Readers of this publication probably know Nancy Gettelman best as the author of A History of the A. Gettelman Brewing Co. However, that is only one of her six books, and the only one that features breweriana prominently, but a brewery is at the center of her latest novel, Full Circle.
As Sara Rebstock was stuck in Milwaukee traffic, she saw someone who looked strikingly like her husband Kyle, who had disappeared twenty years earlier and was presumed dead. She was not hallucinating, because her adult daughter Emma had the same experience that day. Was Kyle still alive, and if so, what was going on? If not, who is this person? Attempting to find the answer requires Sara to revisit the events surrounding Kyle’s disappearance.
Sara had worked at her family-owned brewery for years, and had gotten her somewhat less than satisfactory husband Kyle a job there. (The Streicher Brewery bears more than a passing resemblance to the Gettelman Brewing Co., which lends an air of authenticity to the descriptions.) When her parents died and she ascended to the brewery presidency, she turned the job over to Kyle hoping it would settle him down. Instead, he antagonized the other remaining family members, Uncle Vincent and Cousin Louis, and had a relationship with the female brewmaster that went much too far. Just prior to Kyle’s disappearance he had disputes with several people at the brewery, including one with Louis which involved the removal of several old files of papers on the brewery’s history.

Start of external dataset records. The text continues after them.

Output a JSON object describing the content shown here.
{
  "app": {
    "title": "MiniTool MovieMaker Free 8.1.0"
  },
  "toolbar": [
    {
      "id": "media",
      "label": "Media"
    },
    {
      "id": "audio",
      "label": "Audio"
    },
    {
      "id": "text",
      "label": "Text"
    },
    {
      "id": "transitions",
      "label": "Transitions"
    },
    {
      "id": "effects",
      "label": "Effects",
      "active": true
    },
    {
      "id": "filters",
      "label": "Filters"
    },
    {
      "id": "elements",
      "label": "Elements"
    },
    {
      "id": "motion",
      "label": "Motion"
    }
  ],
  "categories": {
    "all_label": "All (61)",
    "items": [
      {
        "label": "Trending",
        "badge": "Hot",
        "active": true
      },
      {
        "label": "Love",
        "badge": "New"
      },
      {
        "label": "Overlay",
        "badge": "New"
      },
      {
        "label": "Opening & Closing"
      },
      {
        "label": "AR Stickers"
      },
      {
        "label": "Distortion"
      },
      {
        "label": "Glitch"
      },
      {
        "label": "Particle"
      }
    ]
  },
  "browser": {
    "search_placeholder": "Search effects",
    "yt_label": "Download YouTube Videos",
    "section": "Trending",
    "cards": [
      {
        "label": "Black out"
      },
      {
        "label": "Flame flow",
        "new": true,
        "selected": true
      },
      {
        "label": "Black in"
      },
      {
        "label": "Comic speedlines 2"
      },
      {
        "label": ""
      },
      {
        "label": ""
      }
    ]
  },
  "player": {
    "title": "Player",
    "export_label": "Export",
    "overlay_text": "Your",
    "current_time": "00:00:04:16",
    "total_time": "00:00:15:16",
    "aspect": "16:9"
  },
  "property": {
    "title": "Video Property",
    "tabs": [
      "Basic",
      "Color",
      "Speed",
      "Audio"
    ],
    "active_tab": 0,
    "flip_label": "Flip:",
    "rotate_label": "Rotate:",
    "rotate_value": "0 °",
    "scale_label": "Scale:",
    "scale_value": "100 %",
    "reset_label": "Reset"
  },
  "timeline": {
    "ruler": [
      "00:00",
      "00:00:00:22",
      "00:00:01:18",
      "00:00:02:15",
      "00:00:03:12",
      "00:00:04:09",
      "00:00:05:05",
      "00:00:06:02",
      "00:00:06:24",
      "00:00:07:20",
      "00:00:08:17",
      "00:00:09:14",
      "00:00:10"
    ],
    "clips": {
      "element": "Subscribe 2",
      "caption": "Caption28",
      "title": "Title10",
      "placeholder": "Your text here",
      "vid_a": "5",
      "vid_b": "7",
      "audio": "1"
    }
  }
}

As a brewerianaist, I naturally wondered if these files contained lots of crisp pre-Prohibition letterhead—but that isn’t central to the plot.
To reveal any more of the story would ruin the suspense, but I can reveal more about the style of the novel. Gettelman writes easily and clearly, and has a gift for making characters believable. She engages the reader—not through over-dramatizing, but by making the reader actually care about what happens next on a more personal level. She shows her skill as a storyteller by weaving in discussion of Milwaukee landmarks, local history and brewing science smoothly and naturally. While not a Milwaukee native, she describes the city with the easy familiarity of a long-time resident and has an sense for what a visitor would want to know. She consulted several people in the brewing industry to make sure her accounts were correct and took a number of brewery tours to make sure scenes inside the brewery felt authentic.
Publishers need to put books in categories for marketing purposes, and a novel like this shows how difficult that task is for many works of fiction. In the author biography, Full Circle is called a suspense, and on the back cover it is listed as romance/mystery. There are no steamy love scenes, no all-knowing detectives and the missing person case does not develop into a series of ever-more gruesome murders. Is it possible to create a category for “good story?” Because that is what Full Circle is—a good story.